Hunt also acknowledged concerns regarding a slowing housing market and will create incentives to support the housing market by boosting transactions. Previously, industry experts have questioned the impact stamp duty cuts will have on the housing market, with Private Finance technical director Chris Sykes saying, ‘Long-term reform is needed and would have the least impact on pushing up house prices. A short-term holiday would likely push them up.’ Others continue to claim the stamp duty cut will make little difference.


In the meanwhile, we can see the growing demand for privately rented housing far outstrips the supply. Ben Beadle, Chief Executive of the National Residential Landlords Association, comments that the Government underestimated the potential for housing to drive growth and deliver for the economy.


What does this mean for future prosperity?

The question now is, what does this mean for future prosperity?
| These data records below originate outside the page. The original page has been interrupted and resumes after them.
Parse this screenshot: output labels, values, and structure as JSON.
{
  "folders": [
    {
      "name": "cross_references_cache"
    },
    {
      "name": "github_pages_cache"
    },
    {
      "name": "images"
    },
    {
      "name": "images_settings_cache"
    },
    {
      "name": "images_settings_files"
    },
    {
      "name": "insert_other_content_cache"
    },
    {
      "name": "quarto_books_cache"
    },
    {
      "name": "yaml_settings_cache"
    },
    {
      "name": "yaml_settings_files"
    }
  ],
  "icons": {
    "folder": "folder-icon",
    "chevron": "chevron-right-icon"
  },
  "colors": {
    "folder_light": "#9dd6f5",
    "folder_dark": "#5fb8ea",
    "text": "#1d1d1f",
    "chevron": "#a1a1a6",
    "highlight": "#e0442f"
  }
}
The government believes the announcement will provide the necessary conditions to underpin economic growth, as, undoubtedly, the economy is already somewhat in recession.


According to the International Monetary Fund, it’s expected there will be an international recession affecting one-third of countries either this year or next. However, it’s worth noting that the UK economy is expected to be roughly back to pre-pandemic levels by August of this year. At the same time, the Chancellor forecasted the GDP will rise by 1.3% in 2024, 2.6% in 2025 and 2.7% in 2026. As a result, the housing market is not in a doom loop. JLL head of EMEA and UK Living Research, Nick Whitten said, ‘We do not see a housing crash occurring in the UK, more a correction.’